集成学习方法与异构图网络融合：构建药物-基因-疾病三重关联预测模型。

药物、基因和疾病之间的潜在关联数据既稀少又复杂。现有模型难以同时有效处理异构关系和多源数据融合问题，导致关联预测的准确性和泛化程度有限。为了解决这个问题，我们提出了一种关系图卷积网络（R-GCN）和极限梯度提升（XGBoost）的融合方法。首先，构建一个包含药物、基因和疾病节点及其关系的异构图。通过R-GCN对不同类型节点的特征进行聚合和表示，生成高质量的节点嵌入。然后，将药物-基因-疾病三元组的嵌入特征输入到XGBoost模型中进行训练，实现关联预测任务。结果表明，模型的曲线下面积达到0.92，F1得分达到0.85，具有较强的预测能力。该方法解决了复杂生物网络中的关联预测问题，为精准医疗提供了新的技术支持。

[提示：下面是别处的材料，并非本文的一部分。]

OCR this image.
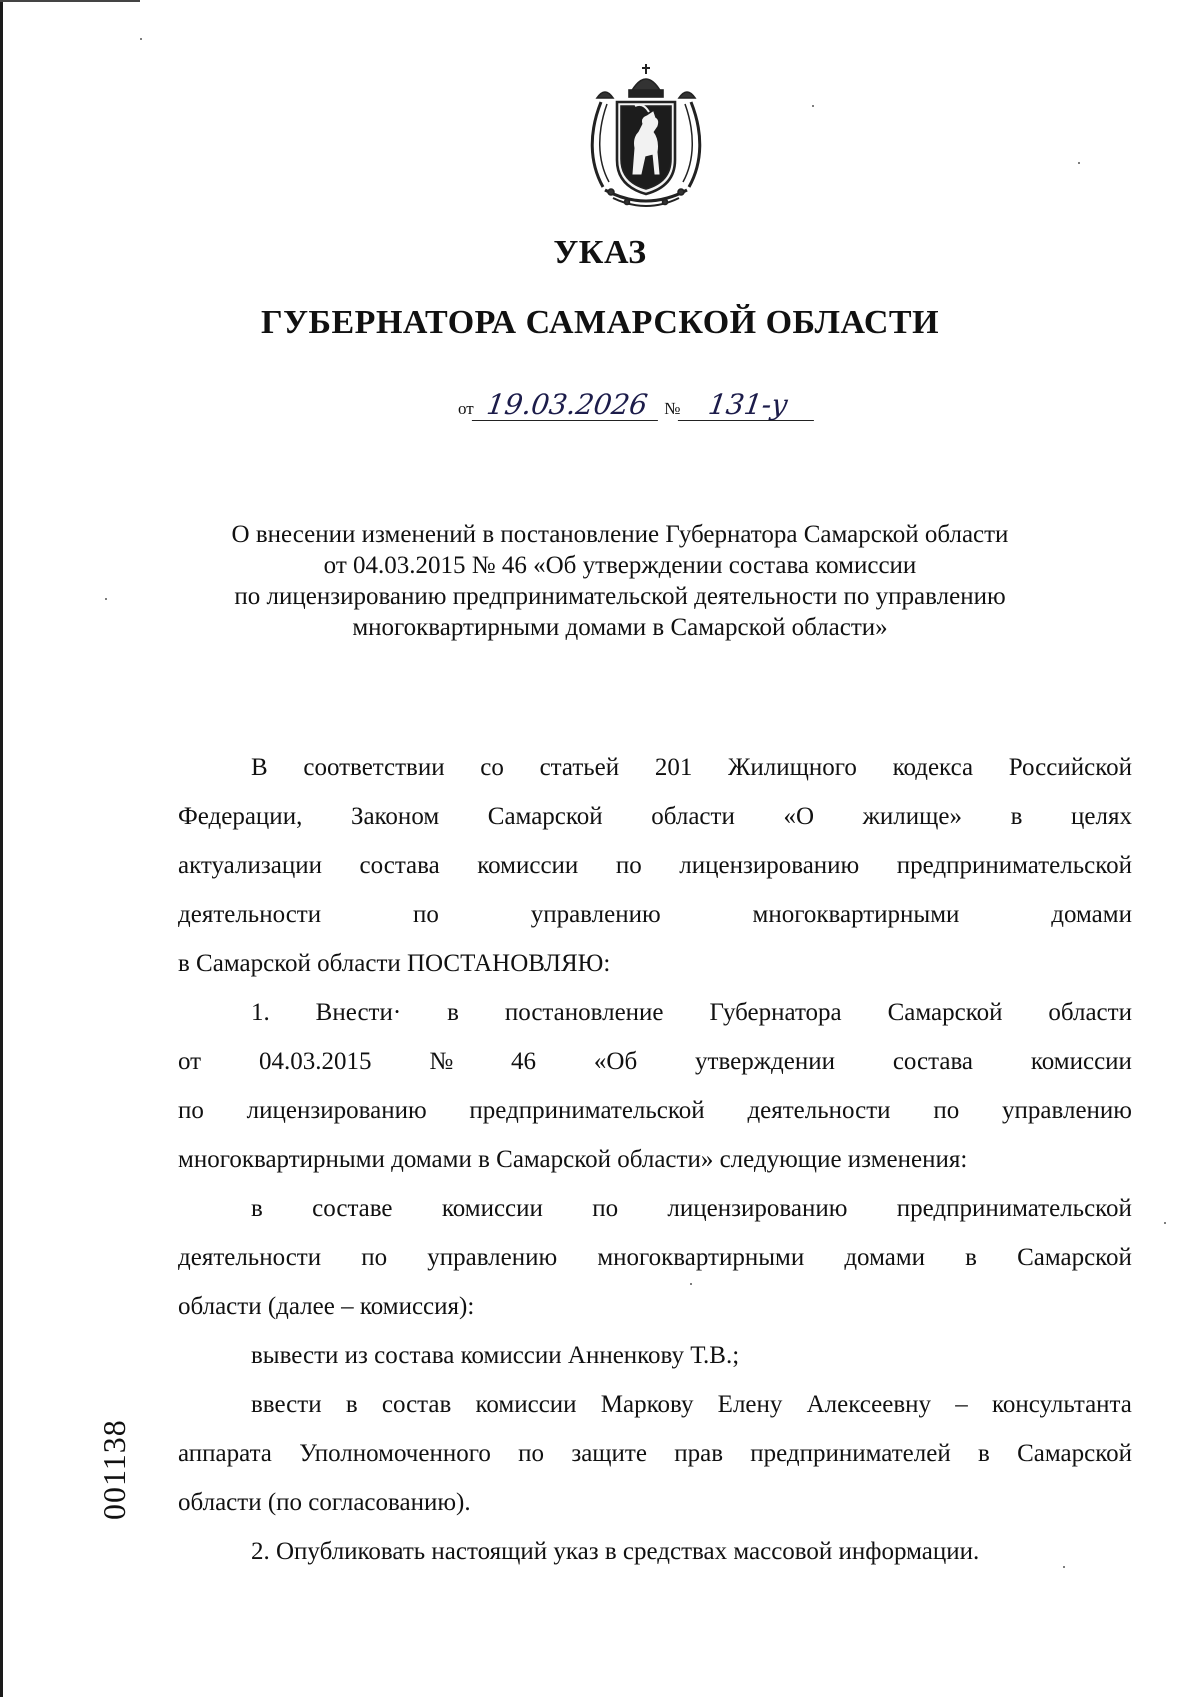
УКАЗ
ГУБЕРНАТОРА САМАРСКОЙ ОБЛАСТИ
от 19.03.2026 № 131-у
О внесении изменений в постановление Губернатора Самарской области
от 04.03.2015 № 46 «Об утверждении состава комиссии
по лицензированию предпринимательской деятельности по управлению
многоквартирными домами в Самарской области»
В соответствии со статьей 201 Жилищного кодекса Российской
Федерации, Законом Самарской области «О жилище» в целях
актуализации состава комиссии по лицензированию предпринимательской
деятельности	по	управлению	многоквартирными	домами
в Самарской области ПОСТАНОВЛЯЮ:
1. Внести· в постановление Губернатора Самарской области
от 04.03.2015 № 46 «Об утверждении состава комиссии
по лицензированию предпринимательской деятельности по управлению
многоквартирными домами в Самарской области» следующие изменения:
в составе комиссии по лицензированию предпринимательской
деятельности по управлению многоквартирными домами в Самарской
области (далее – комиссия):
вывести из состава комиссии Анненкову Т.В.;
ввести в состав комиссии Маркову Елену Алексеевну – консультанта
аппарата Уполномоченного по защите прав предпринимателей в Самарской
области (по согласованию).
2. Опубликовать настоящий указ в средствах массовой информации.
001138
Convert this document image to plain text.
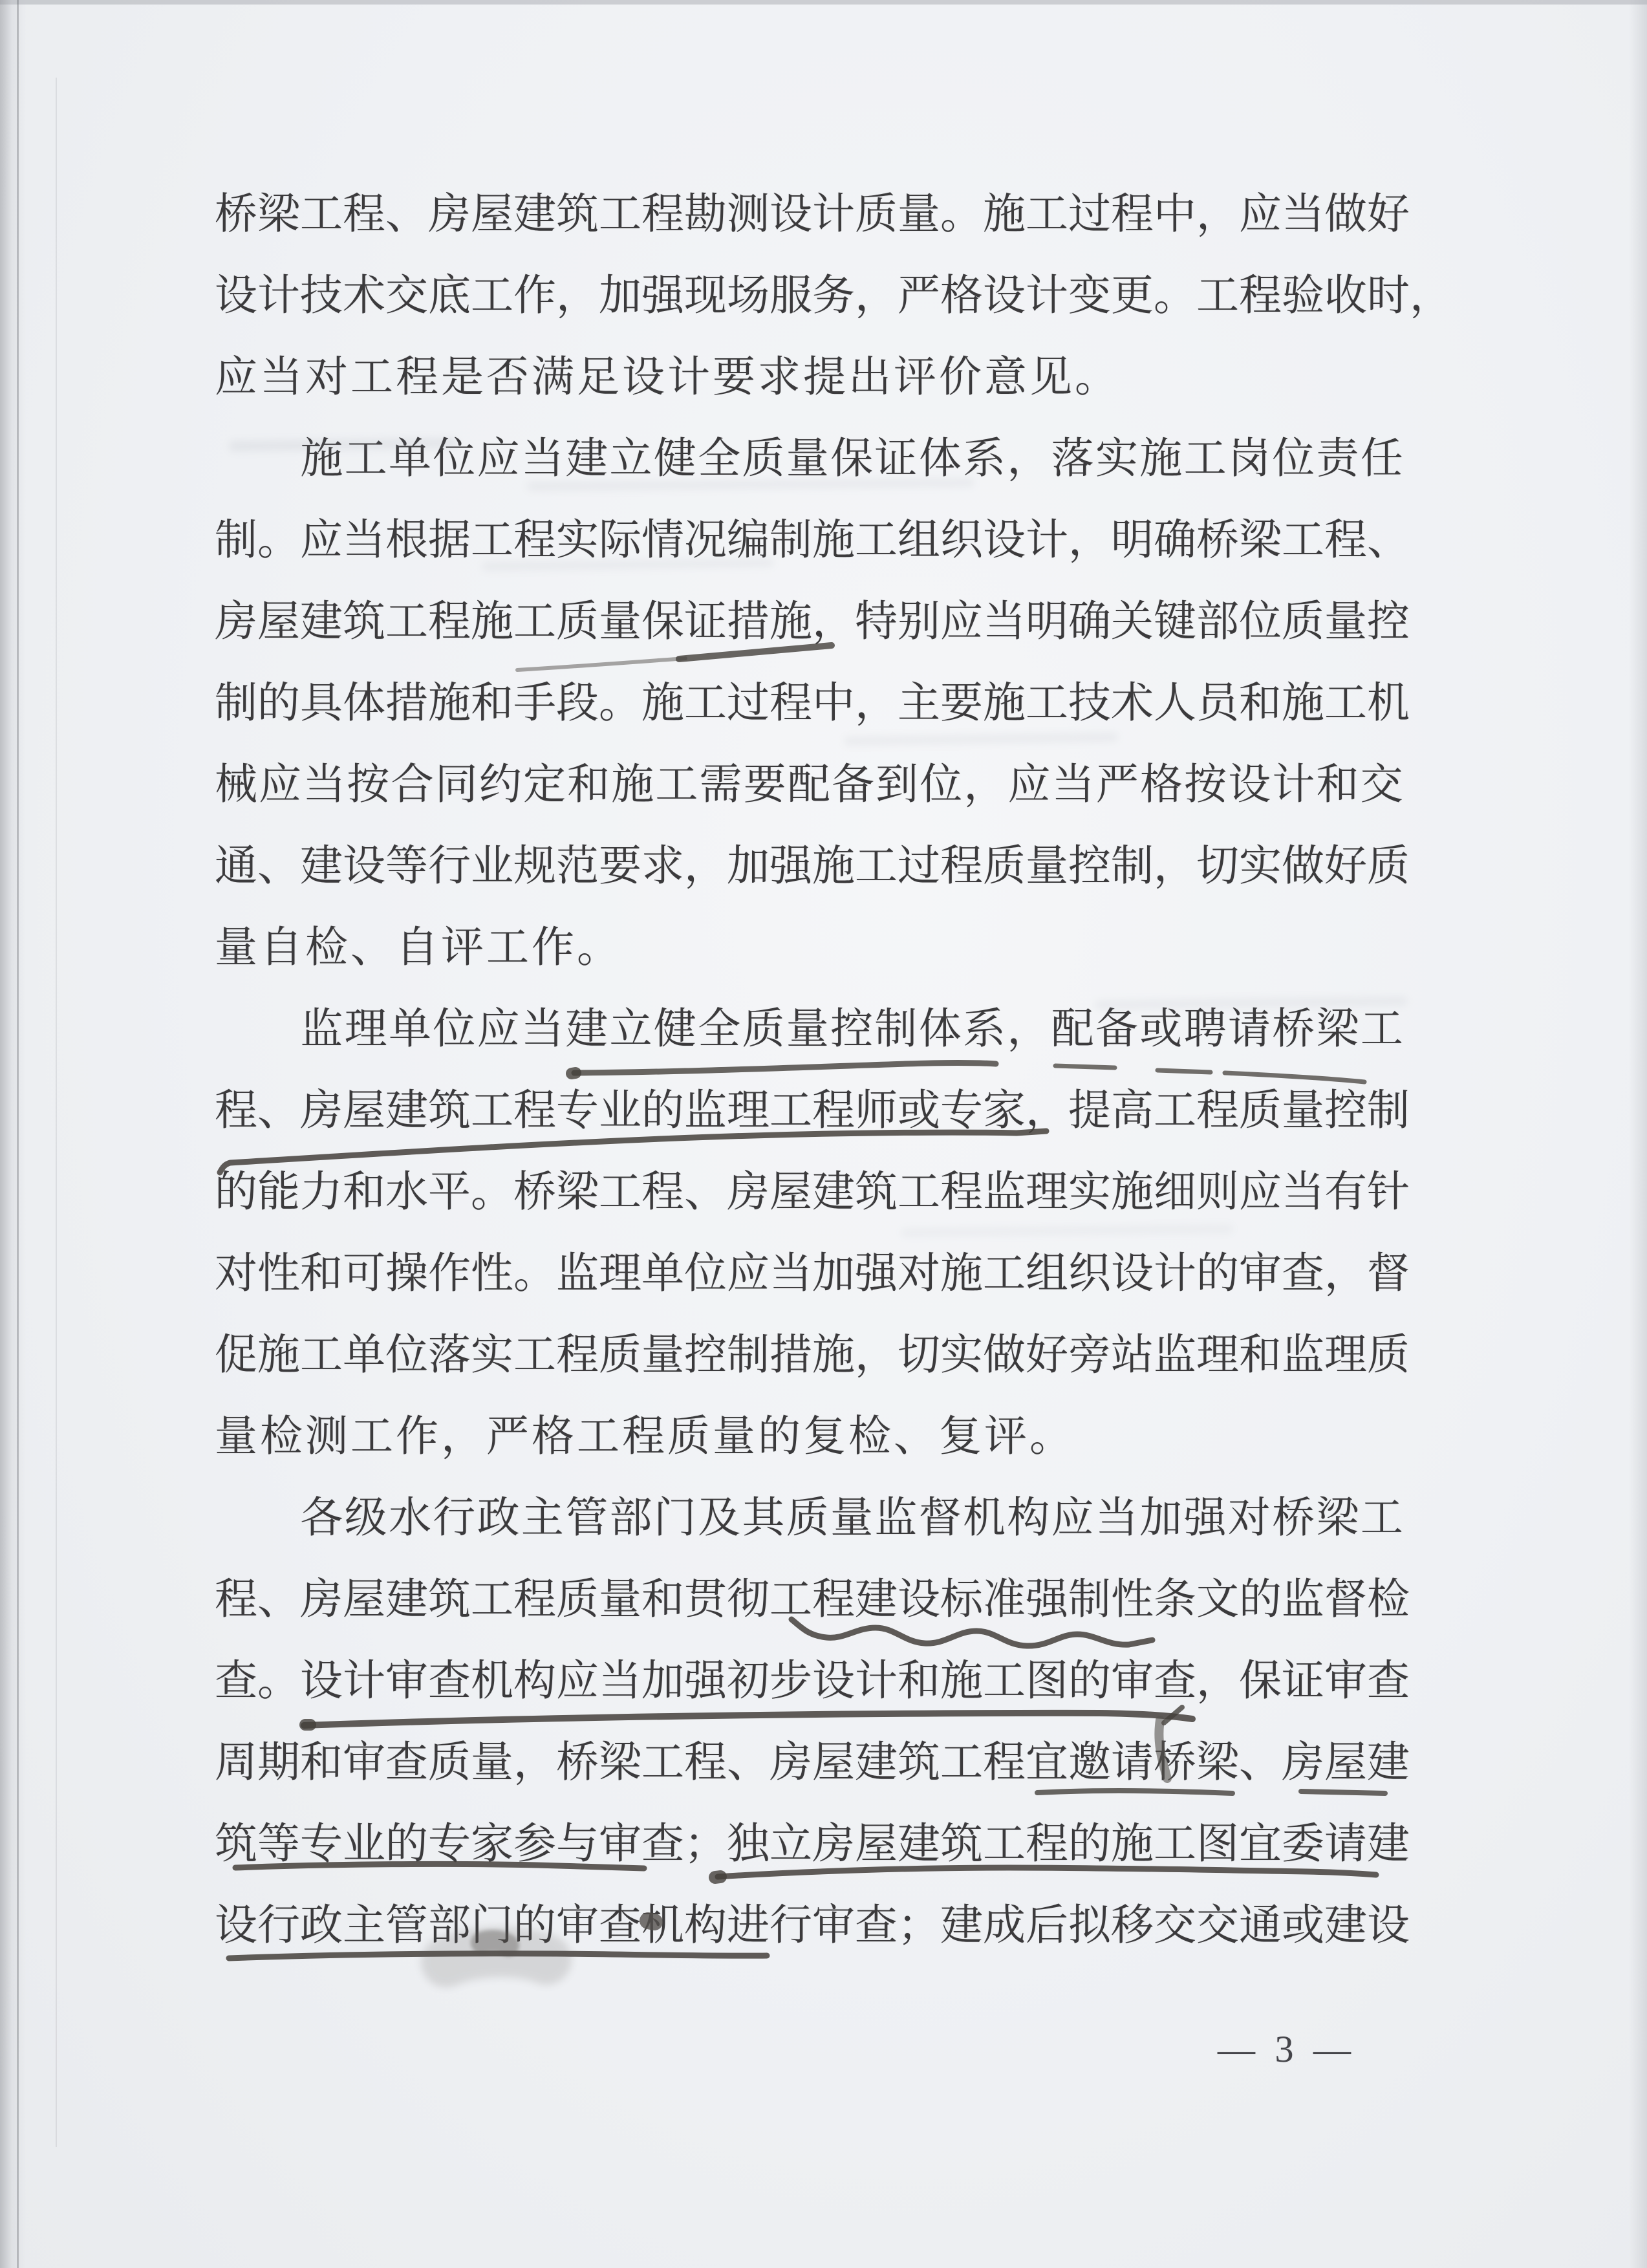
桥 梁 工 程 、 房 屋 建 筑 工 程 勘 测 设 计 质 量 。 施 工 过 程 中 ， 应 当 做 好
设 计 技 术 交 底 工 作 ， 加 强 现 场 服 务 ， 严 格 设 计 变 更 。 工 程 验 收 时 ，
应当对工程是否满足设计要求提出评价意见。
施 工 单 位 应 当 建 立 健 全 质 量 保 证 体 系 ， 落 实 施 工 岗 位 责 任
制 。 应 当 根 据 工 程 实 际 情 况 编 制 施 工 组 织 设 计 ， 明 确 桥 梁 工 程 、
房 屋 建 筑 工 程 施 工 质 量 保 证 措 施 ， 特 别 应 当 明 确 关 键 部 位 质 量 控
制 的 具 体 措 施 和 手 段 。 施 工 过 程 中 ， 主 要 施 工 技 术 人 员 和 施 工 机
械 应 当 按 合 同 约 定 和 施 工 需 要 配 备 到 位 ， 应 当 严 格 按 设 计 和 交
通 、 建 设 等 行 业 规 范 要 求 ， 加 强 施 工 过 程 质 量 控 制 ， 切 实 做 好 质
量自检、自评工作。
监 理 单 位 应 当 建 立 健 全 质 量 控 制 体 系 ， 配 备 或 聘 请 桥 梁 工
程 、 房 屋 建 筑 工 程 专 业 的 监 理 工 程 师 或 专 家 ， 提 高 工 程 质 量 控 制
的 能 力 和 水 平 。 桥 梁 工 程 、 房 屋 建 筑 工 程 监 理 实 施 细 则 应 当 有 针
对 性 和 可 操 作 性 。 监 理 单 位 应 当 加 强 对 施 工 组 织 设 计 的 审 查 ， 督
促 施 工 单 位 落 实 工 程 质 量 控 制 措 施 ， 切 实 做 好 旁 站 监 理 和 监 理 质
量检测工作，严格工程质量的复检、复评。
各 级 水 行 政 主 管 部 门 及 其 质 量 监 督 机 构 应 当 加 强 对 桥 梁 工
程 、 房 屋 建 筑 工 程 质 量 和 贯 彻 工 程 建 设 标 准 强 制 性 条 文 的 监 督 检
查 。 设 计 审 查 机 构 应 当 加 强 初 步 设 计 和 施 工 图 的 审 查 ， 保 证 审 查
周 期 和 审 查 质 量 ， 桥 梁 工 程 、 房 屋 建 筑 工 程 宜 邀 请 桥 梁 、 房 屋 建
筑 等 专 业 的 专 家 参 与 审 查 ； 独 立 房 屋 建 筑 工 程 的 施 工 图 宜 委 请 建
设 行 政 主 管 部 门 的 审 查 机 构 进 行 审 查 ； 建 成 后 拟 移 交 交 通 或 建 设
— 3 —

本文章由计算机程序翻译，如有差异，请以英文原文为准。

求助全文

约1分钟内获得全文求助全文

来源期刊

Briefings in bioinformatics 生物-生化研究方法

CiteScore

13.20

自引率

13.70%

发文量

549

审稿时长

6 months

期刊介绍： Briefings in Bioinformatics is an international journal serving as a platform for researchers and educators in the life sciences. It also appeals to mathematicians, statisticians, and computer scientists applying their expertise to biological challenges. The journal focuses on reviews tailored for users of databases and analytical tools in contemporary genetics, molecular and systems biology. It stands out by offering practical assistance and guidance to non-specialists in computerized methodologies. Covering a wide range from introductory concepts to specific protocols and analyses, the papers address bacterial, plant, fungal, animal, and human data. The journal's detailed subject areas include genetic studies of phenotypes and genotypes, mapping, DNA sequencing, expression profiling, gene expression studies, microarrays, alignment methods, protein profiles and HMMs, lipids, metabolic and signaling pathways, structure determination and function prediction, phylogenetic studies, and education and training.